I don’t know why it’s taken 3 weeks for me to finish this post but, regardless, here it is — FINALLY. As you might or might not know, I was in the Caribbean from November 9th-27th — Puerto Rico for 6 days and then the Dominican Republic for 12. Taking an extended break from work and everyday life connected to everything and everyone online was definitely long overdue. So, what are my thoughts after my trip? Several things…
First, my 1st exposure to life in a 3rd world country was definitely a great life experience, and one I will not ever forget. Culture in the Dominican Republic is unreal and I guarantee I’ll visit the country again.
One of my close friends and I often talk about “how long can the world sustain the environmental damage we are inflicting on it?” — after seeing what it’s like in a 3rd world country, I’m not optimistic AT ALL. Don’t get me wrong, the Dominican Republic is an absolutely beautiful country, but that can’t hide the fact that trash is everywhere. In the DR, taking out the garbage means piling it on the nearest street corner to be picked up by a truck at a later date (no real set schedule). I can only imagine how bad the environment is in places such as India and China that have seen massive, massive industrial growth over the past decade with little environmental regulation. I don’t know how much more environmental damage the world can accomodate.
“Que lo que?” — who knew such a simply saying could bring so many smiles to kids faces. I’ve honestly never seen kids so happy with so little. I’ve said it before — the materialism in the US is pathetic. If kids in the Dominican Republic are happy while having very limited material possessions, why is it that kids in the US need an iPod or a new xbox 360 to “be happy”?

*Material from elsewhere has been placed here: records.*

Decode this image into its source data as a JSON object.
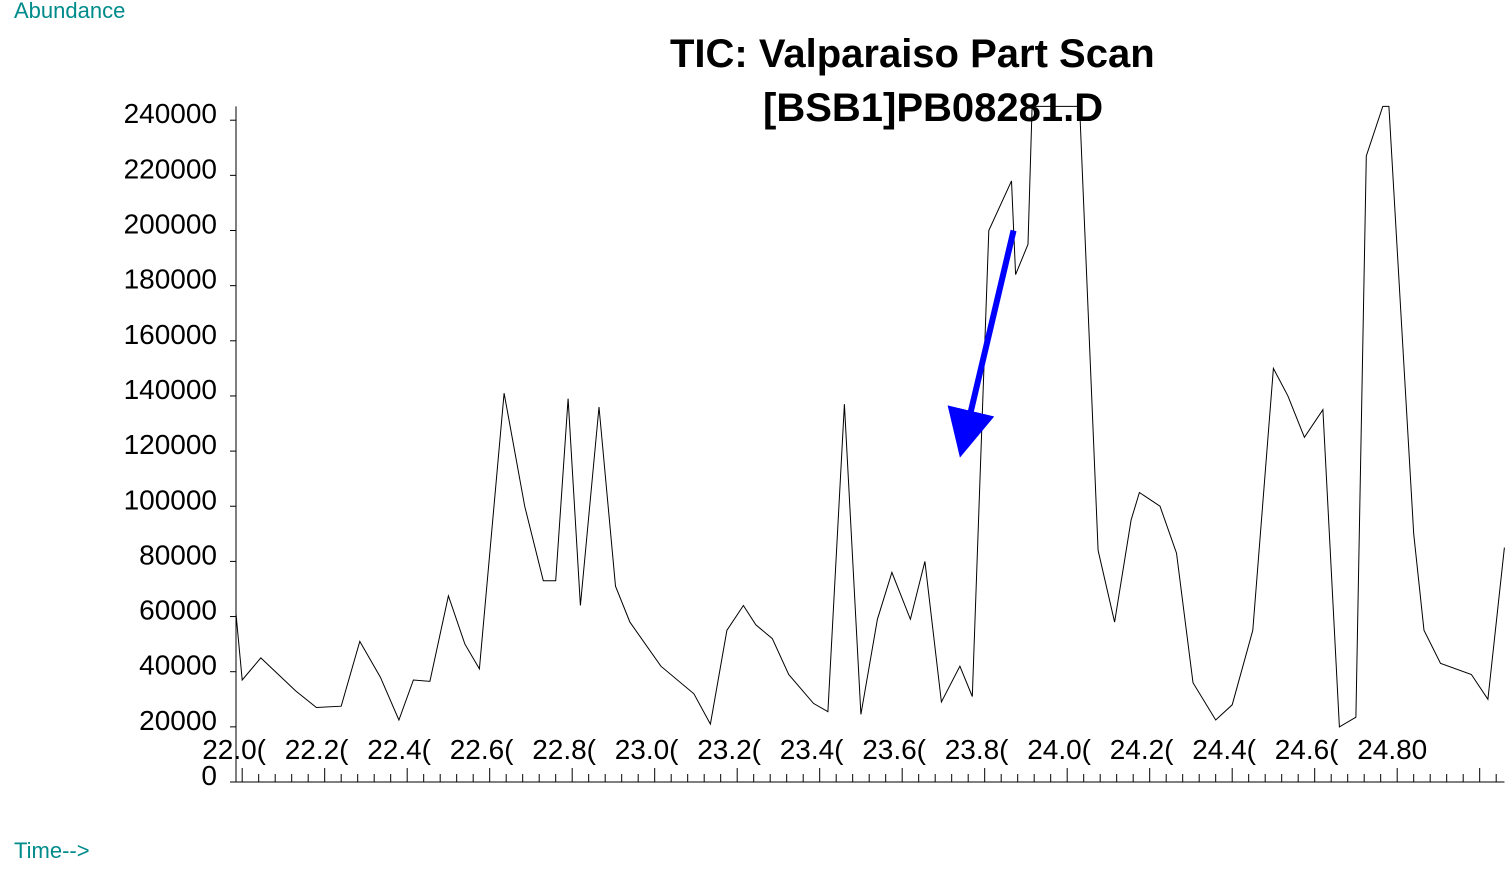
{
  "chart_data": {
    "type": "line",
    "orientation": "flipped-vertically",
    "title": "TIC: Valparaiso Part Scan",
    "subtitle": "[BSB1]PB08281.D",
    "xlabel": "Time-->",
    "ylabel": "Abundance",
    "x_tick_labels": [
      "22.0(",
      "22.2(",
      "22.4(",
      "22.6(",
      "22.8(",
      "23.0(",
      "23.2(",
      "23.4(",
      "23.6(",
      "23.8(",
      "24.0(",
      "24.2(",
      "24.4(",
      "24.6(",
      "24.80"
    ],
    "x_ticks": [
      22.0,
      22.2,
      22.4,
      22.6,
      22.8,
      23.0,
      23.2,
      23.4,
      23.6,
      23.8,
      24.0,
      24.2,
      24.4,
      24.6,
      24.8
    ],
    "y_tick_labels": [
      "0",
      "20000",
      "40000",
      "60000",
      "80000",
      "100000",
      "120000",
      "140000",
      "160000",
      "180000",
      "200000",
      "220000",
      "240000"
    ],
    "y_ticks": [
      0,
      20000,
      40000,
      60000,
      80000,
      100000,
      120000,
      140000,
      160000,
      180000,
      200000,
      220000,
      240000
    ],
    "xlim": [
      21.985,
      25.06
    ],
    "ylim": [
      0,
      245000
    ],
    "series": [
      {
        "color": "#000000",
        "x": [
          21.985,
          22.0,
          22.045,
          22.13,
          22.18,
          22.24,
          22.285,
          22.335,
          22.38,
          22.415,
          22.455,
          22.5,
          22.54,
          22.575,
          22.635,
          22.685,
          22.73,
          22.76,
          22.79,
          22.82,
          22.865,
          22.905,
          22.94,
          23.015,
          23.095,
          23.135,
          23.175,
          23.215,
          23.245,
          23.285,
          23.325,
          23.385,
          23.42,
          23.46,
          23.5,
          23.54,
          23.575,
          23.62,
          23.655,
          23.695,
          23.74,
          23.77,
          23.81,
          23.865,
          23.875,
          23.905,
          23.915,
          23.955,
          23.99,
          24.03,
          24.075,
          24.115,
          24.155,
          24.175,
          24.225,
          24.265,
          24.305,
          24.36,
          24.4,
          24.45,
          24.5,
          24.535,
          24.575,
          24.62,
          24.66,
          24.7,
          24.725,
          24.765,
          24.78,
          24.84,
          24.865,
          24.905,
          24.98,
          25.02,
          25.06
        ],
        "y": [
          61000,
          37000,
          45000,
          33000,
          27000,
          27500,
          51000,
          38000,
          22500,
          37000,
          36500,
          67500,
          50000,
          41000,
          141000,
          100000,
          73000,
          73000,
          139000,
          64000,
          136000,
          71000,
          58000,
          42000,
          32000,
          21000,
          55000,
          64000,
          57000,
          52000,
          39000,
          28500,
          25500,
          137000,
          24500,
          59000,
          76000,
          59000,
          80000,
          29000,
          42000,
          31000,
          200000,
          218000,
          184000,
          195000,
          245000,
          245000,
          245000,
          245000,
          84000,
          58000,
          95000,
          105000,
          100000,
          83000,
          36000,
          22500,
          28000,
          55000,
          150000,
          140000,
          125000,
          135000,
          20000,
          23500,
          227000,
          245000,
          245000,
          90000,
          55000,
          43000,
          39000,
          30000,
          85000
        ]
      }
    ],
    "annotation_arrow": {
      "color": "#0000ff",
      "from": [
        23.87,
        200000
      ],
      "to": [
        23.75,
        124000
      ]
    },
    "grid": false,
    "legend": "none"
  }
}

People in the Dominican are amazingly friendly. Very seldom does a visit to a colmado (small supermarket) go by without chatting with someone. It certainly makes me realize that not enough people here in the US spend time just talking and enjoying each other’s company.
Transportation — wow, what a different experience than transportation in the US. There are just about zero laws to obey when driving (I would have said zero except for the fact that someone told me they got pulled over before). I don’t know how a passive tourist from the states would ever navigate the roads of Santo Domingo. It’s not uncommon for cars pull out in front of a line of oncoming cars to cross a street. Streetlights are, well, not very common. “Public cars” (usually Corollas or Accords from the 1980’s) that barely run, often have no door panels and sometimes are without side windows, with rusted out floors (when I stepped out of one, I felt my foot sink halfway through the floor), and transport 6 full grown adults + the driver — cost 12 peses per person for a 10 block ride along a main route. Cross-country bus trips (roughly 5 hours) are often freezing — the AC for one trip I took was set to 16 degrees celsius. Motorcycles are the norm. And, horses are still a somewhat common means of transportation in rural environments.

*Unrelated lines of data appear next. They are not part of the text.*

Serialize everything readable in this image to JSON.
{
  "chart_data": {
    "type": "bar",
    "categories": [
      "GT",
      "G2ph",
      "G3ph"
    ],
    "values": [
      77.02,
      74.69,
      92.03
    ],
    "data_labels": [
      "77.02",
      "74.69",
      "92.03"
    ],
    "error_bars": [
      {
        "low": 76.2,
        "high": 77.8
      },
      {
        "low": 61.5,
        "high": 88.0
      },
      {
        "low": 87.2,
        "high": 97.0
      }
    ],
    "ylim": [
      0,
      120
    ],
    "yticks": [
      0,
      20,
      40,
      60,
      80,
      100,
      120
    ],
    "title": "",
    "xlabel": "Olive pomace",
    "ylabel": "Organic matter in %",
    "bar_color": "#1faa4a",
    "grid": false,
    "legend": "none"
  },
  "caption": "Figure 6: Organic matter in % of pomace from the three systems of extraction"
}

Microfinance really does make a difference. By now. most of you know I’m passionate about the subject — and this trip definitely only increased that passion. I saw groups of entrepreneurs who received their 1st loans. I visited women running small businesses out of their homes in order to build better lives for their children. I got a 1st-hand glimpse of the significance of giving hard working men and women the means to bring themselves out of poverty.

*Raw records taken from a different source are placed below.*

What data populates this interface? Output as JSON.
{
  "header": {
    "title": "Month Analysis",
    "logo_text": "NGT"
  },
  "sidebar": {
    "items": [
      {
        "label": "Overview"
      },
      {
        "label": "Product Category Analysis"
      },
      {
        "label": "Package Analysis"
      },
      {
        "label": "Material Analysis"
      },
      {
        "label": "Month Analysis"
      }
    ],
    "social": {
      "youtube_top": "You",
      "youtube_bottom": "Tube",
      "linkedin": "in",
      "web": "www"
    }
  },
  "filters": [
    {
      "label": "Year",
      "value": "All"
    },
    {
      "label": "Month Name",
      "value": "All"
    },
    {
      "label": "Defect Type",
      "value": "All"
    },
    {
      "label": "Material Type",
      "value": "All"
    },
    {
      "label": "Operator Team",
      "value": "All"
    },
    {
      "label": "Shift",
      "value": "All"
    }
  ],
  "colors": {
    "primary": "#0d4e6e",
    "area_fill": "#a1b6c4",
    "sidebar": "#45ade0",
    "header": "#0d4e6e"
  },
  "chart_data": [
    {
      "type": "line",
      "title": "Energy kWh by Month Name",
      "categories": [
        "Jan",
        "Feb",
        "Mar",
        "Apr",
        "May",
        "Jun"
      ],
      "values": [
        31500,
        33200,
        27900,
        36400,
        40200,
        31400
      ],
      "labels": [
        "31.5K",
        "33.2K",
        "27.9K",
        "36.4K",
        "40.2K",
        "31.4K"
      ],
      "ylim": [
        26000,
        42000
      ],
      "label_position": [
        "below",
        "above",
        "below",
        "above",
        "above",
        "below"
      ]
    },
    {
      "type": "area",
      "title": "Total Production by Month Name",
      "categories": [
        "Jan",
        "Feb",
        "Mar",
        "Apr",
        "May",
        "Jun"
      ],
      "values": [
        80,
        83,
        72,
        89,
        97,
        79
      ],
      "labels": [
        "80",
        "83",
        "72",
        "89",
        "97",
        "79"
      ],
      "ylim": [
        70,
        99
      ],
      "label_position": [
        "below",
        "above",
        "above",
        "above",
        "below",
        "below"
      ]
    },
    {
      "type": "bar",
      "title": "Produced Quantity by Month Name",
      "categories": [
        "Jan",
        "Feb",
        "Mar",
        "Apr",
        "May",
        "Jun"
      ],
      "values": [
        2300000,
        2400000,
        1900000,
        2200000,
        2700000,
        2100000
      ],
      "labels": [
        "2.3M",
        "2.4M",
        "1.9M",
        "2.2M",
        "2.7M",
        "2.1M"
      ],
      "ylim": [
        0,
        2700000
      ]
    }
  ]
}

I think my friend said it best — “In the DR [and the 3rd world in general], people work to live. In the US, we live to work.” That’s a pretty big difference. When you have to worry about food on the table, paying the bus fare to/from work, and finding quality shoes to put on your feet, you don’t really have time to worry about whether you have the latest and greatest mp3 player.
If you’re sitting at your computer reading this, I really do hope you understand how truly privileged you are.